Sergei PROKOFIEV (1891-1953)
Violin Concerto No. 1 in D major, Op. 19 (1915-17) [20:49]
Violin Concerto No. 2 in G minor, Op. 63 (1935) [26:30]
Sonata in D major for solo violin, Op. 115 (1947) [11:49]
Vadim Gluzman (violin)
Estonian National Symphony Orchestra/Neeme Järvi
rec. Estonia Concert Hall, Tallinn, Estonia, July 2015 (Concerto No. 1), May 2014 (Concerto No. 2); Sendesaal Bremen, Germany, July 2015 (Sonata)
Reviewed in CD stereo
BIS BIS-2142 SACD [60:21]
There are so many fine recordings of these concertos that one would have to be outstanding to merit a strong recommendation. Alas, the one under review is disappointing in many ways. I have had great admiration for Vadim Gluzman’s violin performances in the past and raved over his account of Gubaidulina’s Violin Concerto No. 2 In tempus praesens also on BIS. Of course in that work his only competition was Anne-Sophie Mutter, though hers was formidable. Gluzman also performed the Prokofiev Concerto No. 2 with the Berlin Philharmonic under Tugan Sokhiev in 2014, available on the orchestra’s Digital Concert Hall website. There he seemed more engaged with the orchestra and conductor. I fear that Neeme Järvi may have done these works one time too many.
For comparisons I selected two of my favorite recordings: Maxim Vengerov’s with Mstislav Rostropovich conducting (Warner) and Gil Shaham’s with André Previn (DG), both with the London Symphony. As one might expect, Vengerov and Rostropovich are very “Russian” in these works. The Concerto No. 1 gets a more deliberate treatment and stresses the dramatic, dark elements beneath the surface of the music. Shaham and Previn are a bit lighter and more lyrical, even patrician. Gluzman and Järvi are rather matter of fact and fleeter, especially compared to Vengerov. Gluzman’s tone is correspondingly leaner than that of either Vengerov or Shaham. Gluzman certainly plays well and one would come away from hearing him in concert satisfied. It’s only when you start comparing with the others that you miss the greater involvement with the music. The Estonian orchestra is also fine and the woodwinds are notably so. However, the important brass parts do not tell in the way they do with the London Symphony. Some of this may be due to a more distant recording than either Vengerov’s or Shaham’s.

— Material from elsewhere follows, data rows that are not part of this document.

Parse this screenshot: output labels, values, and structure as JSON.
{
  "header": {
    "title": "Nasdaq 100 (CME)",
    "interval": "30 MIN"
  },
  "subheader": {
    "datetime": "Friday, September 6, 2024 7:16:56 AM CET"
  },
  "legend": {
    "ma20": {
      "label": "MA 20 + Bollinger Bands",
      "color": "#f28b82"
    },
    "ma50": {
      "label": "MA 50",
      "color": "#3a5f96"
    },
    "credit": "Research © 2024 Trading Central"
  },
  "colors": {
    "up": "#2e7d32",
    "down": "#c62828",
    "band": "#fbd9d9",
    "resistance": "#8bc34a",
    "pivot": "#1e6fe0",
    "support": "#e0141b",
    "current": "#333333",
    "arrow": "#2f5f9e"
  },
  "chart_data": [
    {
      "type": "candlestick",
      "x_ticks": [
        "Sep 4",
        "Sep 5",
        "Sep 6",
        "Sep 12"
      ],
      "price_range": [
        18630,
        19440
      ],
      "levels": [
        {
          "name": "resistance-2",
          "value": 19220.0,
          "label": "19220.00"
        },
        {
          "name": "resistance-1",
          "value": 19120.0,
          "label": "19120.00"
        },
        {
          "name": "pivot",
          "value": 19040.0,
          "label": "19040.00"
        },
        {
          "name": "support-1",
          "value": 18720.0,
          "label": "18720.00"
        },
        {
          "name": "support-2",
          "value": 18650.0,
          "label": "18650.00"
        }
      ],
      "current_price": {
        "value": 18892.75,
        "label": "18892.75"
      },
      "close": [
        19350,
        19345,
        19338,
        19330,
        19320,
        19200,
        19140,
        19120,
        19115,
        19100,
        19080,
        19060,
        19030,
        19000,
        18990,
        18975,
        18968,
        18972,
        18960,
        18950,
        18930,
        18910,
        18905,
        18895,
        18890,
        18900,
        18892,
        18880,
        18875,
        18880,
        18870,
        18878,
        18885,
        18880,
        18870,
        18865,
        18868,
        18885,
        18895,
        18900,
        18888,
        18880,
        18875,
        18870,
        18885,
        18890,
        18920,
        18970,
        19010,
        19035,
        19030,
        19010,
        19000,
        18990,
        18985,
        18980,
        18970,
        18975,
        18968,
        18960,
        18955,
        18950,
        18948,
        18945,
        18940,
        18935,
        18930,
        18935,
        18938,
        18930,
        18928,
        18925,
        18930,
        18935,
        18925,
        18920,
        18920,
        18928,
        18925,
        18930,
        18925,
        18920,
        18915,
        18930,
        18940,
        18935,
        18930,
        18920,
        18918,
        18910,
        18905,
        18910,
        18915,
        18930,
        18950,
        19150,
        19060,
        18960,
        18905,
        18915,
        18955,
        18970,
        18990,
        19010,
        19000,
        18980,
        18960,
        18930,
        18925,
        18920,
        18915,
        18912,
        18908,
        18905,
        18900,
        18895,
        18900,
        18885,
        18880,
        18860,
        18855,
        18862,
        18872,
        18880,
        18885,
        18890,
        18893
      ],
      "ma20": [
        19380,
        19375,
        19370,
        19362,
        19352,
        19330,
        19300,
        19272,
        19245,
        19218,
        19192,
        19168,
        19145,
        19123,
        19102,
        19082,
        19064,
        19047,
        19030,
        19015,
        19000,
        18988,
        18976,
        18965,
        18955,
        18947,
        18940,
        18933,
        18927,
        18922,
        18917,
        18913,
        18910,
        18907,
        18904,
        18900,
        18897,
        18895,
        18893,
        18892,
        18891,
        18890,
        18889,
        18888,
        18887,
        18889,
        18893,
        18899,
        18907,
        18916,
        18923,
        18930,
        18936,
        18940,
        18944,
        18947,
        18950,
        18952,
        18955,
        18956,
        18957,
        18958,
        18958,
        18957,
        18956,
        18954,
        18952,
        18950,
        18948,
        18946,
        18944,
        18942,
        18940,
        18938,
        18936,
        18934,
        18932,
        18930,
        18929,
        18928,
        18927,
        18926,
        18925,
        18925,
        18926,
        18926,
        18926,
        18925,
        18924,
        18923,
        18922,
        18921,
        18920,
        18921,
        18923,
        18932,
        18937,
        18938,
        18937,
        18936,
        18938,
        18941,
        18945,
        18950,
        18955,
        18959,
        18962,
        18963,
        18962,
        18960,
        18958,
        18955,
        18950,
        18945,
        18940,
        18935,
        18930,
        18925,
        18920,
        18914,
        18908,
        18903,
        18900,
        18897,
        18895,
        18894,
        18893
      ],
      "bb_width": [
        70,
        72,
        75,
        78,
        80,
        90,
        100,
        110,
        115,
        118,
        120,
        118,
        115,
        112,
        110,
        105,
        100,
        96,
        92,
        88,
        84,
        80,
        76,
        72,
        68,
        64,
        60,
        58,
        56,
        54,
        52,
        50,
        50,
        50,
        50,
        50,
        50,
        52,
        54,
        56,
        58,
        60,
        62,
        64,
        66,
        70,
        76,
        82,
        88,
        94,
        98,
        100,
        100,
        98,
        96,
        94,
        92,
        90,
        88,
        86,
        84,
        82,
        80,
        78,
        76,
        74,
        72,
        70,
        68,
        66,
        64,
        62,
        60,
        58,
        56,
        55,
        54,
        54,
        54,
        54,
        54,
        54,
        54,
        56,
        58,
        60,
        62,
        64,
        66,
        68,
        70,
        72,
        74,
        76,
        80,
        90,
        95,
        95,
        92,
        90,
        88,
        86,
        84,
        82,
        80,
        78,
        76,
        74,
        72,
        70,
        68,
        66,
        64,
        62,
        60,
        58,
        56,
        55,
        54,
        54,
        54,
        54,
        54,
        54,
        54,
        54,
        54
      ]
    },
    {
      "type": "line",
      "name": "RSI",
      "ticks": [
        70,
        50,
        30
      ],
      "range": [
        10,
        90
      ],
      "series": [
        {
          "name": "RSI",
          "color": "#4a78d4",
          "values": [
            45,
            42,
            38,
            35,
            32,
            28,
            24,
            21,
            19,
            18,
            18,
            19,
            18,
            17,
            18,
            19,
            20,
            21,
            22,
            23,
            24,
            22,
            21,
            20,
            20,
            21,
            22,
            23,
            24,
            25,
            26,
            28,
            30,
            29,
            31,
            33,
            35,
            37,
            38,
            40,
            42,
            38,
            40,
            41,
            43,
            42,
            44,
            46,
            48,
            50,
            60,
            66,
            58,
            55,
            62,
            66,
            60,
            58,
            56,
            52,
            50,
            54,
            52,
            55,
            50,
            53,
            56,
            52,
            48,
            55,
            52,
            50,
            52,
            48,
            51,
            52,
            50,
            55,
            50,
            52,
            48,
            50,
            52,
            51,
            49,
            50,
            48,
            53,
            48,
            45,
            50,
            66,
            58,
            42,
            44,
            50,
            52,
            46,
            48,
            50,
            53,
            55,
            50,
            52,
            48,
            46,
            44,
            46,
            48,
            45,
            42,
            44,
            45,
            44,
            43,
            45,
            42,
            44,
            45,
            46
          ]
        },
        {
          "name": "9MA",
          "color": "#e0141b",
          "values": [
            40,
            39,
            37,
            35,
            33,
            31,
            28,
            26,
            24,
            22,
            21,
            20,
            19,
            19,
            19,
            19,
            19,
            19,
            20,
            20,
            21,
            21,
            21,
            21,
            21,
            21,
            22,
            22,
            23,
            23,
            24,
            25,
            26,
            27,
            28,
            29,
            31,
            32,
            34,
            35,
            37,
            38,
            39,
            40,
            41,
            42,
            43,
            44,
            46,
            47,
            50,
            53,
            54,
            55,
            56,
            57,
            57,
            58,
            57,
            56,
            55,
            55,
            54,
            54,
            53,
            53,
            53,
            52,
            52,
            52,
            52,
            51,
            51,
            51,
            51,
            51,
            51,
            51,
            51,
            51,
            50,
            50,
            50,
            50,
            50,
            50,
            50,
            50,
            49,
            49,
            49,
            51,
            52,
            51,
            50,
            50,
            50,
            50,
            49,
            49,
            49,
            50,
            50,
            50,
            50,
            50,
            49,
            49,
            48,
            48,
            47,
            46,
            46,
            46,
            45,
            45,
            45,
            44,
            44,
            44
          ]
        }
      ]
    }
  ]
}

This impression continues with the Second Concerto. Vengerov and Rostropovich produce a highly romantic account of the first two movements and the orchestra responds boldly. Shaham and Previn are eloquent, less dramatic, as in the First Concerto, but still beautifully romantic. Gluzman again does not possess the rich violin tone of the others, which is even more beneficial here than in the Concerto No. 1. His bright sound and leaner timbre may please some listeners more than me. I never was fond of Heifetz’s way with this work, not that you would mistake Gluzman for the earlier master. Of interest, there is one place in the second movement of this concerto where the Estonian orchestra’s bass drum thuds (9:11-12) really startle. The rondo third movement gets forceful and percussive treatment from both Shaham and Vengerov, while it seems to be merely played well by Gluzman. Prokofiev included castanets in the scoring of this movement. They are clearly audible in Vengerov’s and Shaham’s recordings, but seemingly absent in this new one. If one listens on headphones, they can just about be heard. That’s a pity because they add much colour to the orchestration.
The recorded sound is problematic, too, in the sonata. This late work was originally intended by the composer for students to play as a group in unison. It has been taken up, though, by many violinists of note. Shaham’s disc has the identical programme of Gluzman’s. Vengerov did not record the sonata to my knowledge. It is a pleasant piece with more substance than one would think at first glance, but nowhere near the stature of his two great sonatas for violin and piano. Shaham is impressive in his account, bright and upfront. Gluzman’s performance lacks luster and the sound is diffuse. I have a special fondness for another recording of this piece, Josef Špaček’s on a Supraphon violin/piano disc containing Prokofiev’s Sonata No. 1, Janáček, and Smetana. His performance is fully equal to Shaham’s and, indeed, quite beautiful.
BIS have contributed their usual classy product with a detailed booklet. The disc, as indicated above, is SACD. I listened to it on conventional stereo equipment and so maybe it impresses more in surround sound. However, as stereo, it does not compare well with either Vengerov or Shaham. For those seeking this particular programme, Shaham/Previn is the one to go for. For the concertos, I would not want to be without Vengerov/Rostropovich either. Their interpretations are different enough from each other to merit having both.